What netbook makers have done, in effect, is turn back the clock: Their machines perform the way laptops did four years ago. And it turns out that four years ago more or less is plenty. "Regular computers are so fast, you really cant tell the difference between 1.6 giga and 2 giga," says Andy Tung, vice president of US sales for MSI, the Taiwanese maker of the Wind netbook. "We can tell the difference between one second and two seconds, but not between 0.0001 and 0.0002 second." For most of todays computing tasks, the biggest performance drags arent inside the machine. They’re outside. Is your Wi-Fi signal strong? Is Twitter down again?

Netbooks are evidence that we now know what personal computers are for.Which is to say, a pretty small list of things that are conducted almost entirely online. This was Asustek’s epiphany. It got laptop prices under $300 by crafting a device that makes absolutely no sense when its not online. Consider: The Eees original flash drive was only 4 gigs. Thats so small you need to host all your pictures, videos, and files online—and install minimal native software—because theres simply no room inside your machine.

The Netbook Effect: How Cheap Little Laptops Hit the Big Time.

Let’s apply this to the Las Vegas Strip. If you look at the Strip’s hotel inventory, it’s been getting nicer, but also pricier, over the past few years. The average room now has far more amenities than it did ten years ago. It’s bigger, plusher, and much friendlier on the eyes.

The question is, how many people coming to Las Vegas want a mega-suite? Sure, a lot of people will be using these “features” of their room (the equivalent of running Photoshop on a laptop). But many of them will look at them, go “Oh, nice,” and then spend 95% of their waking time outside the room.

This was, traditionally, why Vegas hotel rooms were nothing to write home about. It was a model that served the Strip well for many years.

Of course, there are tons of people who love the new, “feature-heavy” rooms, and are willing to pay for them. It would be short-sighted to neglect this segment of the marketplace. But what about people who don’t want the hotel room equivalent of a computer to play graphics-heavy video games on? What about people who just need a room that (to use an analogy) gives them just enough to be able to check their email and surf the web?

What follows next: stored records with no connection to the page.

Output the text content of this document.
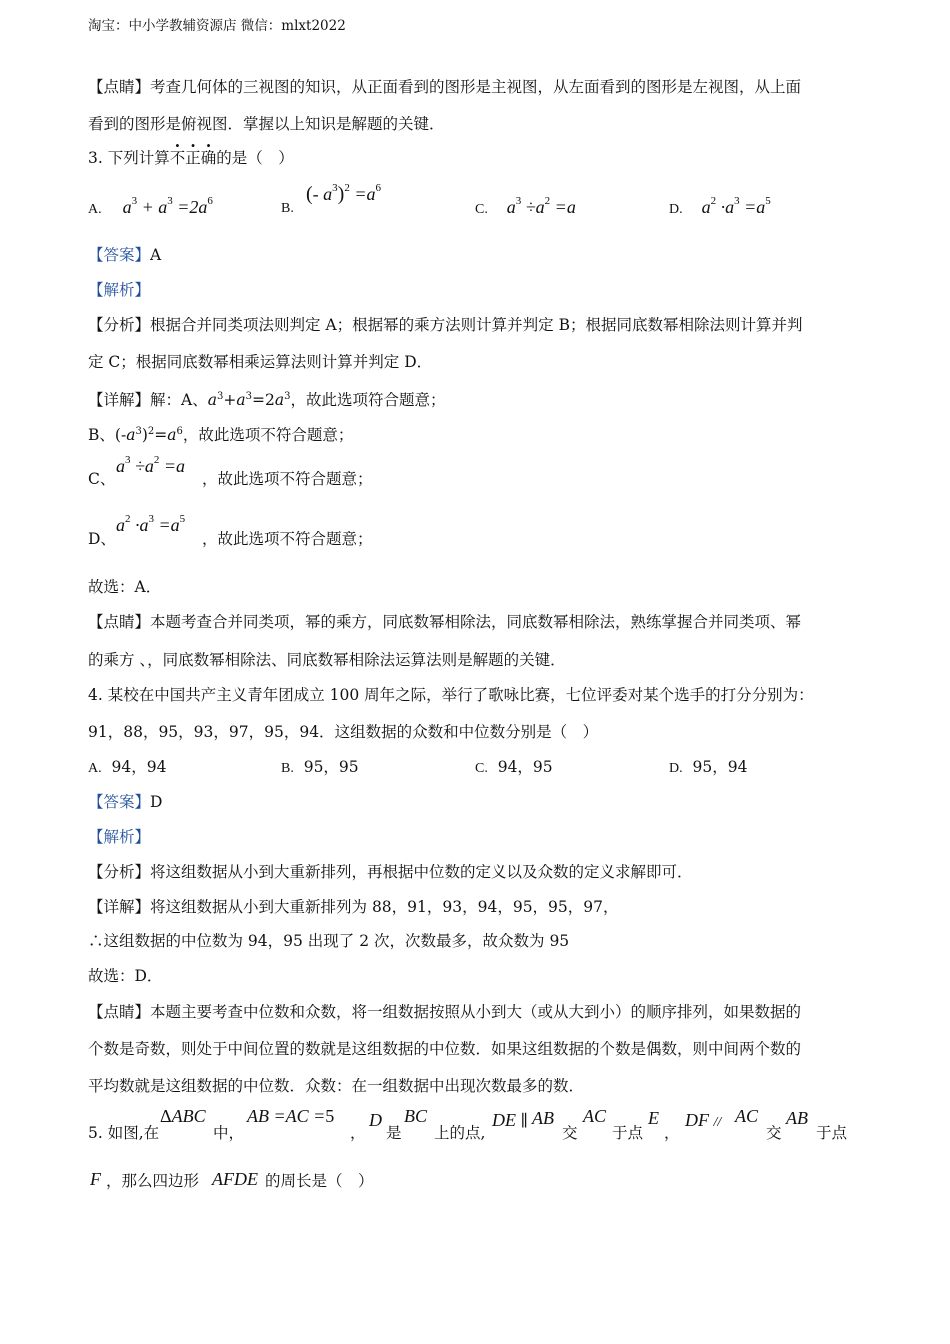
淘宝：中小学教辅资源店 微信：mlxt2022
【点睛】考查几何体的三视图的知识，从正面看到的图形是主视图，从左面看到的图形是左视图，从上面
看到的图形是俯视图．掌握以上知识是解题的关键．
3. 下列计算不正确的是（　）
A. $a^3 + a^3 =2a^6$	B.
(- $a^3)^2 =a^6$
C. $a^3 \div a^2 =a$	D. $a^2 \cdot a^3 =a^5$
【答案】A
【解析】
【分析】根据合并同类项法则判定 A；根据幂的乘方法则计算并判定 B；根据同底数幂相除法则计算并判
定 C；根据同底数幂相乘运算法则计算并判定 D．
【详解】解：A、$a^3+a^3=2a^3$，故此选项符合题意；
B、$(-a^3)^2=a^6$，故此选项不符合题意；
C、
$a^3 \div a^2 =a$
，故此选项不符合题意；
D、
$a^2 \cdot a^3 =a^5$
，故此选项不符合题意；
故选：A．
【点睛】本题考查合并同类项，幂的乘方，同底数幂相除法，同底数幂相除法，熟练掌握合并同类项、幂
的乘方 、，同底数幂相除法、同底数幂相除法运算法则是解题的关键．
4. 某校在中国共产主义青年团成立 100 周年之际，举行了歌咏比赛，七位评委对某个选手的打分分别为：
91，88，95，93，97，95，94．这组数据的众数和中位数分别是（　）
A. 94，94	B. 95，95	C. 94，95	D. 95，94
【答案】D
【解析】
【分析】将这组数据从小到大重新排列，再根据中位数的定义以及众数的定义求解即可．
【详解】将这组数据从小到大重新排列为 88，91，93，94，95，95，97，
∴这组数据的中位数为 94，95 出现了 2 次，次数最多，故众数为 95
故选：D．
【点睛】本题主要考查中位数和众数，将一组数据按照从小到大（或从大到小）的顺序排列，如果数据的
个数是奇数，则处于中间位置的数就是这组数据的中位数．如果这组数据的个数是偶数，则中间两个数的
平均数就是这组数据的中位数．众数：在一组数据中出现次数最多的数．
5. 如图,在
ΔABC
中，
AB =AC =5
，
D
是
BC
上的点,
DE ∥ AB
交
AC
于点
E
，
DF // AC
交
AB
于点
F ，那么四边形 AFDE 的周长是（　）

Could upscale casinos offer no-frills rooms for significantly less than their regular ones as the hospitality equivalent of netbooks? It would be a room with no fancy tech, no designer accents, no separate tub and shower. It’s clean, but not stylish. It’s not for people on a romantic trip together–it’s just for folks who need a place to crash for a few hours.

I’m not saying that Bellagio should rip out the Tower Suites and thrown in rows of bunkbeds. But if I was running a Strip casino, I’d want to know exactly what my customers were looking for, and find out if the key to giving them what they wanted might be giving them less.